Professor Michael Archer
Michael Archer, BA(mcl), PhD, AM, FAA, FRSN, FRZSNSW, FACE,
FWAAS is Professor of
PalaeoBiology, University of New South Wales.
Almost four decades of distinguished research, teaching and public
promotion of science and conservation by Mike have been
publicly recognized in the Australia Day honors list. Mike,
who is Dean of the UNSW Faculty of Science, has been appointed as a
Member in the General Division of the Order of Australia (AM).
In the Australian honors system appointments to the Order of Australia
confer recognition for outstanding achievement and service. His citation
reads: “For service to science as a paleontologist, to the promotion of
sustainable management of animal and plant life, to scientific education
and research, and through mentoring and administrative
roles.”
Mike is perhaps best known for leading research into the
extraordinary Riversleigh fossil deposits in Queensland, which led to
the site being listed on World Heritage Register as an outstanding
example of “major stages of the earth’s evolutionary history and
significant ongoing ecological and biological evolution”.
So far, Riversleigh has yielded more than 40,000 specimens from over 200
sites, representing some 300 species of animals of all kinds.

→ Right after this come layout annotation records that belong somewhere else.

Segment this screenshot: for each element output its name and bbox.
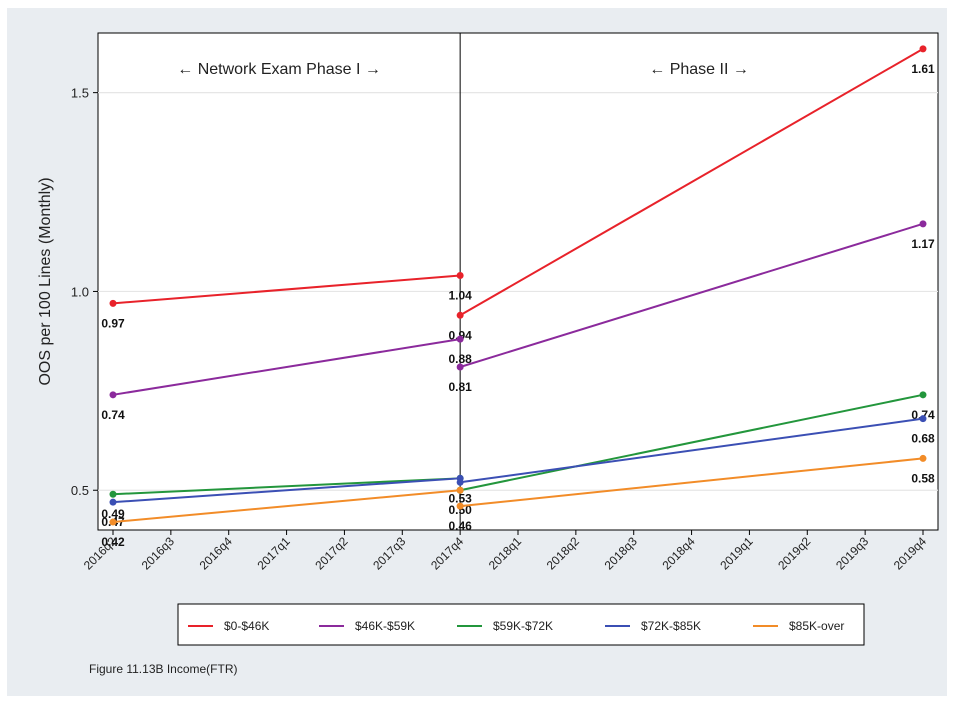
data-point (456, 363, 464, 371)
data-label: 0.74 (911, 408, 935, 422)
data-point (456, 486, 464, 494)
data-label: 0.97 (101, 316, 125, 330)
data-label: 1.04 (448, 289, 472, 303)
data-point (919, 45, 927, 53)
data-label: 1.17 (911, 237, 935, 251)
legend-label: $72K-$85K (641, 619, 701, 633)
x-tick-label: 2019q4 (891, 534, 929, 572)
data-label: 0.50 (448, 503, 472, 517)
series-layer: 0.97 1.04 0.94 1.61 0.74 0.88 0.81 1.17 0.49 0.53… (101, 45, 935, 549)
x-tick-label: 2019q3 (833, 534, 871, 572)
x-tick-label: 2018q3 (602, 534, 640, 572)
series-line (459, 48, 924, 317)
legend-items: $0-$46K $46K-$59K $59K-$72K $72K-$85K $85K-o… (188, 619, 844, 633)
series-line (112, 477, 461, 504)
data-label: 0.74 (101, 408, 125, 422)
y-tick-label: 1.0 (71, 284, 89, 299)
data-label: 0.81 (448, 380, 472, 394)
data-point (109, 490, 117, 498)
x-tick-label: 2019q1 (717, 534, 755, 572)
y-tick-label: 0.5 (71, 483, 89, 498)
gridlines (98, 92, 938, 491)
data-label: 0.46 (448, 519, 472, 533)
legend (177, 603, 865, 646)
legend-label: $85K-over (789, 619, 844, 633)
series-line (459, 222, 924, 368)
data-point (109, 391, 117, 399)
x-tick-label: 2019q2 (775, 534, 813, 572)
x-tick-label: 2018q2 (544, 534, 582, 572)
data-point (456, 272, 464, 280)
data-point (456, 335, 464, 343)
x-tick-label: 2016q4 (197, 534, 235, 572)
series-line (112, 274, 461, 305)
legend-label: $0-$46K (224, 619, 269, 633)
legend-label: $59K-$72K (493, 619, 553, 633)
series-line (112, 477, 461, 496)
y-axis: 0.5 1.0 1.5 (71, 86, 98, 498)
data-label: 0.68 (911, 432, 935, 446)
phase1-annotation: ← Network Exam Phase I → (177, 61, 381, 78)
x-tick-label: 2017q3 (370, 534, 408, 572)
figure-caption: Figure 11.13B Income(FTR) (89, 662, 238, 676)
y-tick-label: 1.5 (71, 86, 89, 101)
series-line (459, 393, 924, 492)
data-point (919, 220, 927, 228)
x-tick-label: 2018q1 (486, 534, 524, 572)
data-label: 0.94 (448, 328, 472, 342)
data-point (109, 498, 117, 506)
data-point (456, 311, 464, 319)
series-line (112, 489, 461, 524)
data-label: 0.42 (101, 535, 125, 549)
data-point (456, 478, 464, 486)
x-tick-label: 2017q1 (254, 534, 292, 572)
x-tick-label: 2016q3 (139, 534, 177, 572)
x-tick-label: 2017q4 (428, 534, 466, 572)
data-point (919, 454, 927, 462)
data-label: 0.58 (911, 471, 935, 485)
data-point (109, 518, 117, 526)
phase2-annotation: ← Phase II → (649, 61, 749, 78)
data-label: 1.61 (911, 62, 935, 76)
y-axis-label: OOS per 100 Lines (Monthly) (37, 177, 54, 385)
data-label: 0.49 (101, 507, 125, 521)
series-line (460, 457, 924, 508)
data-label: 0.53 (448, 491, 472, 505)
x-axis: 2016q2 2016q3 2016q4 2017q1 2017q2 2017q3 2017… (81, 530, 929, 572)
data-point (109, 299, 117, 307)
x-tick-label: 2018q4 (659, 534, 697, 572)
x-tick-label: 2017q2 (312, 534, 350, 572)
data-point (919, 391, 927, 399)
data-label: 0.88 (448, 352, 472, 366)
data-point (456, 502, 464, 510)
series-line (112, 338, 461, 396)
series-line (460, 417, 924, 484)
data-point (919, 415, 927, 423)
legend-label: $46K-$59K (355, 619, 415, 633)
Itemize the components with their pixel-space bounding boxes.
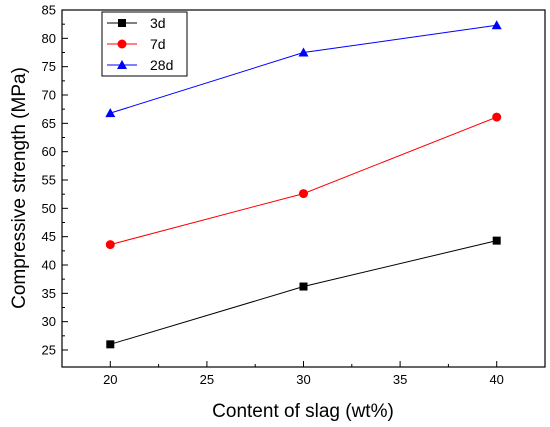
- y-tick-label: 40: [42, 258, 56, 273]
- y-axis-title: Compressive strength (MPa): [9, 67, 30, 309]
- legend-marker-28d: [117, 60, 127, 69]
- y-tick-label: 30: [42, 314, 56, 329]
- y-tick-label: 50: [42, 201, 56, 216]
- legend-label-7d: 7d: [150, 36, 166, 52]
- legend-marker-3d: [118, 19, 126, 27]
- data-point-28d: [491, 20, 502, 30]
- y-tick-label: 80: [42, 31, 56, 46]
- data-point-3d: [106, 340, 115, 349]
- legend-label-28d: 28d: [150, 57, 173, 73]
- x-tick-label: 20: [103, 372, 117, 387]
- y-tick-label: 25: [42, 343, 56, 358]
- axis-ticks: 20 25 30 35 40 25 30 35 40 45 50 55 60 65 70 75 80 85: [42, 3, 504, 388]
- series-group: [105, 20, 502, 349]
- y-tick-label: 85: [42, 3, 56, 18]
- data-point-7d: [299, 189, 308, 199]
- y-tick-label: 70: [42, 88, 56, 103]
- x-tick-label: 35: [393, 372, 407, 387]
- x-axis-title: Content of slag (wt%): [212, 401, 394, 422]
- y-tick-label: 65: [42, 116, 56, 131]
- x-tick-label: 30: [296, 372, 310, 387]
- legend-label-3d: 3d: [150, 15, 166, 31]
- y-tick-label: 75: [42, 59, 56, 74]
- data-point-3d: [299, 282, 308, 291]
- data-point-28d: [298, 47, 309, 57]
- y-tick-label: 35: [42, 286, 56, 301]
- y-tick-label: 55: [42, 173, 56, 188]
- y-tick-label: 45: [42, 229, 56, 244]
- data-point-7d: [492, 112, 502, 122]
- legend-marker-7d: [117, 39, 127, 49]
- data-point-28d: [105, 108, 116, 118]
- y-tick-label: 60: [42, 144, 56, 159]
- data-point-3d: [492, 236, 501, 245]
- x-tick-label: 25: [200, 372, 214, 387]
- series-line-3d: [110, 240, 497, 345]
- data-point-7d: [105, 240, 115, 250]
- series-line-7d: [110, 116, 497, 246]
- x-tick-label: 40: [489, 372, 503, 387]
- legend: 3d 7d 28d: [101, 11, 188, 77]
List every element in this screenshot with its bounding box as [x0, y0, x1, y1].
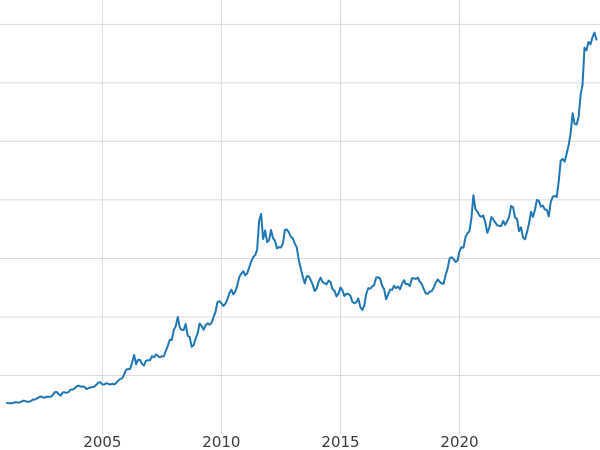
x-tick-label: 2015	[321, 433, 359, 450]
series-layer	[6, 31, 598, 405]
x-tick-label: 2010	[202, 433, 240, 450]
x-tick-label: 2005	[83, 433, 121, 450]
price-line	[6, 31, 598, 405]
grid-layer	[0, 0, 600, 434]
axis-layer: 2005 2010 2015 2020	[83, 433, 478, 450]
x-tick-label: 2020	[440, 433, 478, 450]
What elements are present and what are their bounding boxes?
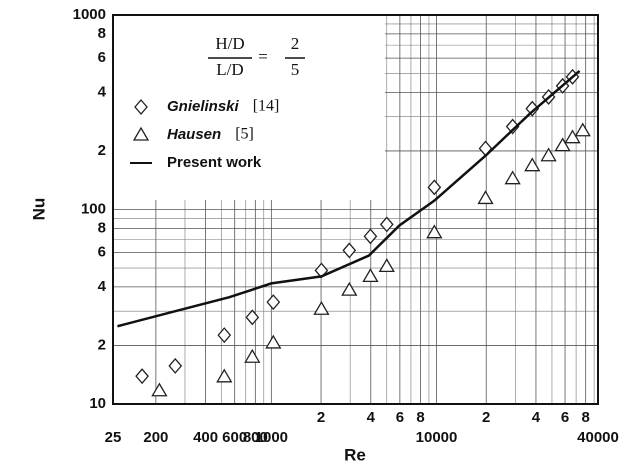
triangle-marker [524, 157, 541, 172]
y-axis-label: Nu [29, 198, 48, 221]
x-tick-label: 4 [532, 409, 541, 426]
triangle-marker [313, 300, 330, 315]
diamond-marker [245, 309, 260, 326]
eq-den-left: L/D [216, 60, 243, 79]
diamond-marker [134, 99, 148, 115]
x-tick-label: 2 [317, 409, 325, 426]
marks [117, 68, 591, 397]
y-tick-label: 8 [98, 219, 106, 236]
diamond-marker [342, 242, 357, 259]
y-tick-label: 10 [89, 395, 106, 412]
x-tick-label: 40000 [577, 429, 619, 446]
x-tick-label: 1000 [255, 429, 288, 446]
eq-num-left: H/D [215, 34, 244, 53]
x-tick-label: 8 [582, 409, 590, 426]
triangle-marker [244, 348, 261, 363]
y-tick-label: 100 [81, 200, 106, 217]
x-tick-label: 10000 [416, 429, 458, 446]
diamond-marker [363, 228, 378, 245]
legend-label: Gnielinski [167, 98, 240, 115]
x-tick-label: 2 [482, 409, 490, 426]
series-line [117, 69, 581, 328]
eq-equals: = [258, 47, 268, 66]
x-tick-label: 6 [561, 409, 569, 426]
legend-ref: [5] [235, 126, 254, 143]
x-axis-label: Re [344, 445, 366, 464]
diamond-marker [217, 327, 232, 344]
x-tick-label: 25 [105, 429, 122, 446]
diamond-marker [525, 100, 540, 117]
y-tick-label: 6 [98, 49, 106, 66]
y-tick-label: 4 [98, 278, 107, 295]
triangle-marker [265, 334, 282, 349]
legend-label: Present work [167, 154, 262, 171]
triangle-marker [564, 129, 581, 144]
x-tick-label: 6 [396, 409, 404, 426]
legend-box [113, 15, 385, 200]
x-tick-label: 800 [243, 429, 268, 446]
plot-frame [112, 14, 599, 405]
y-tick-label: 8 [98, 25, 106, 42]
x-tick-label: 200 [143, 429, 168, 446]
triangle-marker [151, 382, 168, 397]
y-tick-label: 1000 [73, 6, 106, 23]
legend-label: Hausen [167, 126, 221, 143]
diamond-marker [266, 294, 281, 311]
triangle-marker [504, 170, 521, 185]
legend-ref: [14] [253, 98, 280, 115]
diamond-marker [427, 179, 442, 196]
legend-equation: H/D L/D = 2 5 [208, 34, 305, 79]
eq-den-right: 5 [291, 60, 300, 79]
triangle-marker [477, 190, 494, 205]
y-tick-label: 6 [98, 244, 106, 261]
eq-num-right: 2 [291, 34, 300, 53]
x-tick-label: 4 [367, 409, 376, 426]
triangle-marker [378, 258, 395, 273]
x-tick-label: 8 [416, 409, 424, 426]
x-tick-label: 600 [222, 429, 247, 446]
y-tick-label: 4 [98, 83, 107, 100]
triangle-marker [574, 122, 591, 137]
triangle-marker [216, 368, 233, 383]
triangle-marker [426, 224, 443, 239]
diamond-marker [505, 118, 520, 135]
triangle-marker [540, 147, 557, 162]
triangle-marker [554, 137, 571, 152]
legend: Gnielinski [14] Hausen [5] Present work [130, 98, 279, 171]
diamond-marker [168, 357, 183, 374]
y-tick-label: 2 [98, 142, 106, 159]
y-tick-label: 2 [98, 336, 106, 353]
diamond-marker [379, 216, 394, 233]
triangle-marker [341, 281, 358, 296]
triangle-marker [132, 126, 150, 141]
diamond-marker [135, 368, 149, 385]
x-tick-label: 400 [193, 429, 218, 446]
triangle-marker [362, 268, 379, 283]
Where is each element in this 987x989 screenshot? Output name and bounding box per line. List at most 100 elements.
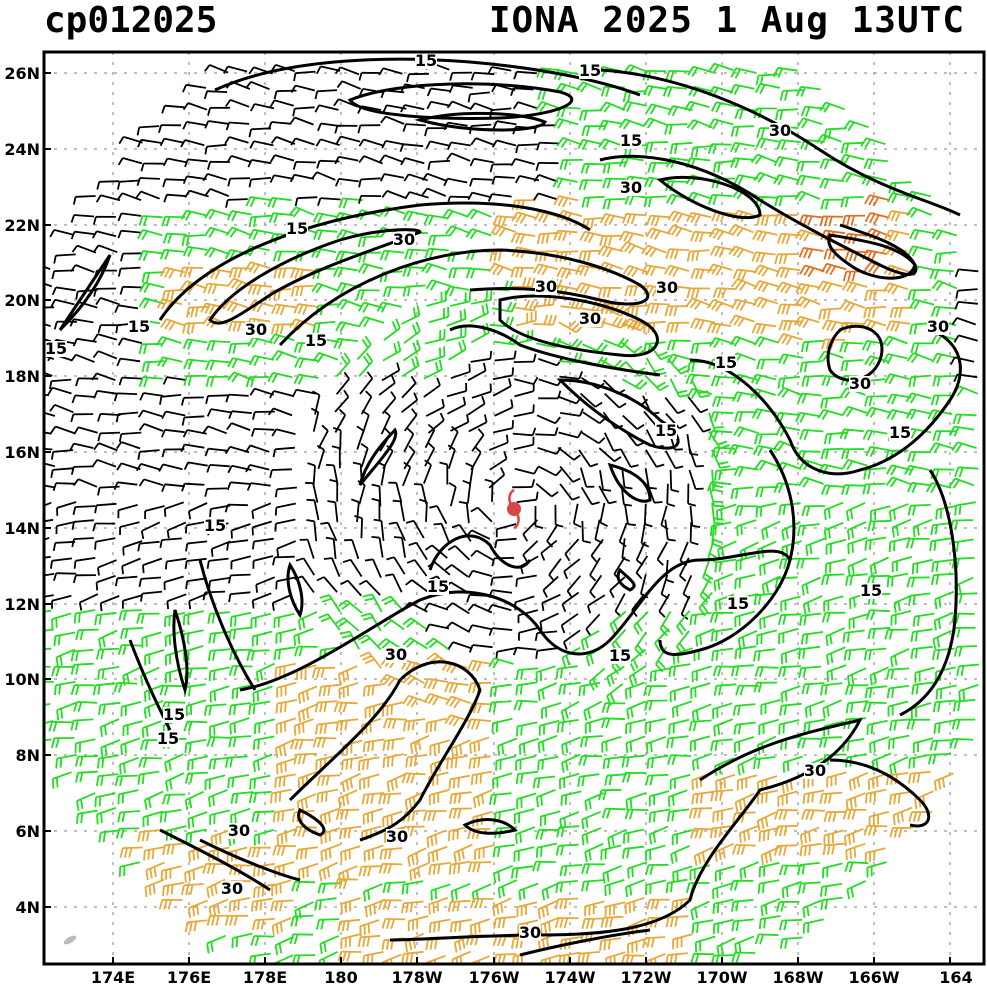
wind-barb bbox=[181, 415, 205, 426]
wind-barb bbox=[734, 792, 755, 813]
wind-barb bbox=[467, 569, 493, 578]
wind-barb bbox=[491, 175, 515, 185]
wind-barb bbox=[672, 933, 693, 950]
contour-value-label: 30 bbox=[386, 827, 408, 846]
wind-barb bbox=[54, 680, 76, 696]
wind-barb bbox=[688, 807, 713, 819]
wind-barb bbox=[465, 267, 490, 279]
wind-barb bbox=[204, 487, 228, 497]
wind-barb bbox=[513, 353, 537, 363]
wind-barb bbox=[609, 610, 627, 634]
wind-barb bbox=[249, 140, 274, 149]
wind-barb bbox=[558, 430, 583, 439]
wind-barb bbox=[665, 248, 690, 260]
wind-barb bbox=[847, 537, 868, 555]
wind-barb bbox=[734, 935, 755, 955]
wind-barb bbox=[325, 536, 337, 559]
wind-barb bbox=[184, 520, 207, 534]
wind-barb bbox=[737, 629, 758, 649]
wind-barb bbox=[364, 558, 382, 578]
wind-barb bbox=[840, 196, 864, 208]
wind-barb bbox=[546, 523, 559, 548]
wind-barb bbox=[685, 297, 712, 311]
wind-barb bbox=[252, 735, 275, 751]
wind-barb bbox=[686, 287, 711, 299]
wind-barb bbox=[52, 482, 77, 491]
contour-label-bg bbox=[769, 123, 791, 139]
wind-barb bbox=[379, 847, 403, 860]
wind-barb bbox=[314, 700, 338, 713]
wind-barb bbox=[710, 375, 735, 387]
wind-barb bbox=[489, 163, 513, 173]
wind-barb bbox=[138, 757, 163, 768]
wind-barb bbox=[906, 206, 932, 218]
wind-barb bbox=[954, 301, 979, 310]
isotach-contour bbox=[208, 228, 422, 325]
wind-barb bbox=[515, 681, 538, 696]
wind-barb bbox=[733, 465, 759, 477]
wind-barb bbox=[781, 521, 801, 541]
wind-barb bbox=[554, 917, 579, 928]
wind-barb bbox=[801, 682, 825, 695]
wind-barb bbox=[138, 423, 164, 432]
wind-barb bbox=[584, 842, 604, 862]
wind-barb bbox=[707, 143, 732, 155]
wind-barb bbox=[648, 790, 670, 807]
wind-barb bbox=[552, 177, 578, 189]
isotach-contour bbox=[128, 639, 172, 731]
wind-barb bbox=[820, 883, 843, 897]
wind-barb bbox=[517, 609, 539, 624]
wind-barb bbox=[117, 644, 142, 655]
wind-barb bbox=[731, 298, 757, 312]
contour-label-bg bbox=[727, 596, 749, 612]
wind-barb bbox=[581, 520, 592, 544]
wind-barb bbox=[421, 172, 447, 182]
wind-barb bbox=[889, 826, 913, 838]
wind-barb bbox=[581, 431, 606, 445]
wind-barb bbox=[823, 810, 847, 823]
wind-barb bbox=[357, 756, 380, 771]
wind-barb bbox=[929, 537, 952, 552]
wind-barb bbox=[423, 459, 432, 484]
lon-tick-label: 166W bbox=[848, 968, 899, 987]
wind-barb bbox=[379, 249, 405, 261]
wind-barb bbox=[142, 810, 163, 828]
wind-barb bbox=[427, 159, 450, 170]
wind-barb bbox=[755, 502, 777, 518]
wind-barb bbox=[933, 719, 956, 734]
wind-barb bbox=[297, 703, 318, 723]
wind-barb bbox=[515, 826, 536, 845]
wind-barb bbox=[932, 699, 956, 713]
lat-tick-label: 26N bbox=[4, 64, 40, 83]
wind-barb bbox=[429, 505, 448, 525]
wind-barb bbox=[95, 574, 116, 591]
wind-barb bbox=[932, 629, 952, 650]
wind-barb bbox=[204, 246, 230, 258]
wind-barb bbox=[730, 67, 756, 79]
wind-barb bbox=[513, 404, 535, 418]
wind-barb bbox=[555, 843, 579, 856]
wind-barb bbox=[73, 557, 96, 569]
wind-barb bbox=[182, 338, 208, 350]
wind-barb bbox=[536, 414, 562, 425]
wind-barb bbox=[158, 898, 183, 910]
wind-barb bbox=[911, 558, 933, 575]
wind-barb bbox=[777, 333, 803, 346]
wind-barb bbox=[207, 106, 231, 116]
wind-barb bbox=[664, 519, 676, 542]
wind-barb bbox=[203, 282, 228, 295]
wind-barb bbox=[316, 918, 340, 930]
wind-barb bbox=[248, 700, 271, 715]
wind-barb bbox=[206, 340, 231, 351]
wind-barb bbox=[537, 682, 558, 702]
wind-barb bbox=[819, 215, 844, 227]
wind-barb bbox=[448, 774, 471, 790]
wind-barb bbox=[162, 376, 187, 385]
wind-barb bbox=[424, 127, 448, 137]
wind-barb bbox=[118, 431, 142, 442]
wind-barb bbox=[249, 387, 274, 396]
wind-barb bbox=[424, 328, 446, 345]
wind-barb bbox=[255, 576, 276, 593]
wind-barb bbox=[954, 592, 978, 604]
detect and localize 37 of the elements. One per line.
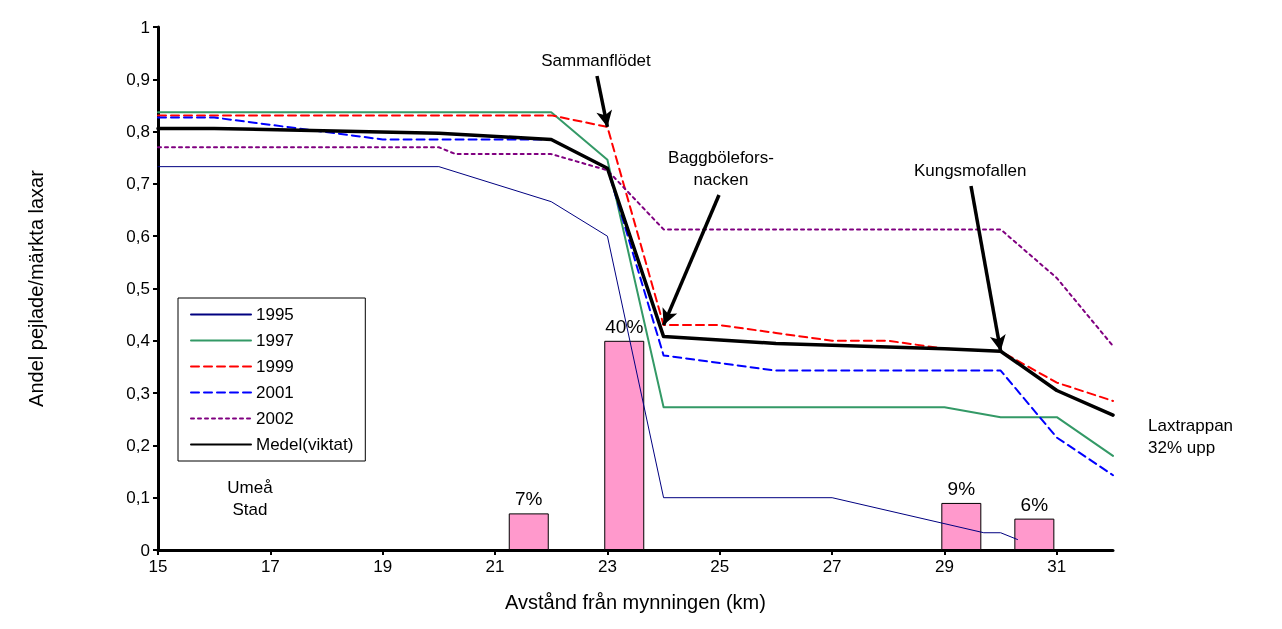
y-tick-label: 0,8 — [126, 122, 150, 142]
x-tick-label: 17 — [260, 557, 280, 576]
y-tick-label: 0,5 — [126, 279, 150, 298]
y-tick-label: 0,9 — [126, 69, 150, 89]
legend-label: 1995 — [256, 305, 294, 324]
x-tick-label: 23 — [597, 557, 617, 576]
data-label: 9% — [947, 477, 976, 499]
x-tick-label: 27 — [822, 557, 842, 576]
legend-label: 1999 — [256, 357, 294, 376]
annotation: Sammanflödet — [541, 50, 652, 70]
y-tick-label: 0,3 — [126, 383, 150, 403]
annotation: Baggbölefors- nacken — [668, 147, 774, 189]
x-tick-label: 31 — [1047, 557, 1067, 576]
y-tick-label: 0 — [140, 540, 150, 560]
x-tick-label: 15 — [148, 557, 168, 576]
legend-label: 2001 — [256, 383, 294, 402]
y-tick-label: 0,4 — [126, 331, 150, 351]
text: Laxtrappan 32% upp — [1148, 415, 1234, 457]
legend-label: Medel(viktat) — [256, 435, 354, 454]
y-tick-label: 0,2 — [126, 435, 150, 455]
x-axis-title: Avstånd från mynningen (km) — [505, 591, 766, 613]
y-axis-title: Andel pejlade/märkta laxar — [25, 169, 47, 407]
annotation: Kungsmofallen — [913, 160, 1027, 180]
data-label: 6% — [1020, 493, 1049, 515]
y-tick-label: 1 — [140, 17, 150, 37]
y-tick-label: 0,1 — [126, 488, 150, 508]
x-tick-label: 21 — [485, 557, 505, 576]
x-tick-label: 25 — [710, 557, 730, 576]
legend-label: 1997 — [256, 331, 294, 350]
line-series — [157, 146, 1114, 348]
annotation: Umeå Stad — [227, 477, 274, 519]
y-tick-label: 0,7 — [126, 174, 150, 194]
x-tick-label: 29 — [935, 557, 954, 576]
data-label: 7% — [515, 488, 543, 510]
x-tick-label: 19 — [373, 557, 393, 576]
y-tick-label: 0,6 — [126, 226, 150, 246]
legend-label: 2002 — [256, 409, 294, 428]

Scores of
scientists around the world are involved in ongoing studies into the
Riversleigh and the related Murgon fossil fields.
Mike said he was pleased and honored to be recognized but
added: “The honor is really shared by all of my colleagues at UNSW and
elsewhere around the world, but in particular Dr Suzanne Hand, Henk
Godthelp, and Phil Creaser.”
He coauthored
Prehistoric Mammals of Australia and New Guinea: One Hundred Million
Years of Evolution,
Australia’s Lost World: Prehistoric Animals of Riversleigh,
A New Marsupial from the Early Eocene Tingamarra Local Fauna of
Murgon, Southeastern Queensland: A Prototypical Australian
Marsupial?,
Miocene mammal reveals a Mesozoic ghost lineage on insular
New Zealand, southwest Pacific,
First Mesozoic mammal from Australia — an early Cretaceous
monotreme, and
Earliest known Australian Tertiary mammal fauna.
Read the
full list of his publications!
Since 1970, Mike has authored and coauthored more than 300
publications, including four in the prestigious journal Nature
and
authored more than 14 books and four reports for the Federal Government.
He has named and studied (sometimes with coauthors) more than 120 new
species, genera, families, and orders of both living and extinct mammals
discovered as a consequence of his research.
His career includes stints at the Western Australian, Queensland, and
Australian museums. He was director of the Australian Museum from 1999
to 2004. He joined UNSW in 1978, where he has taught continuously,
mainly in biology and geology, and was appointed Dean of the Faculty of
Science in 2004.
Mike graduated from Princeton University in geology and
biology in 1967 and, after coming to Australia as a Fulbright scholar,
was awarded a PhD in zoology in 1976 by the University of Western
Australia.
He has supervised 35 doctoral and 28 honors projects and won a Eureka
Prize for his active and entertaining promotion of science and
conservation in schools, the media, and in public forums.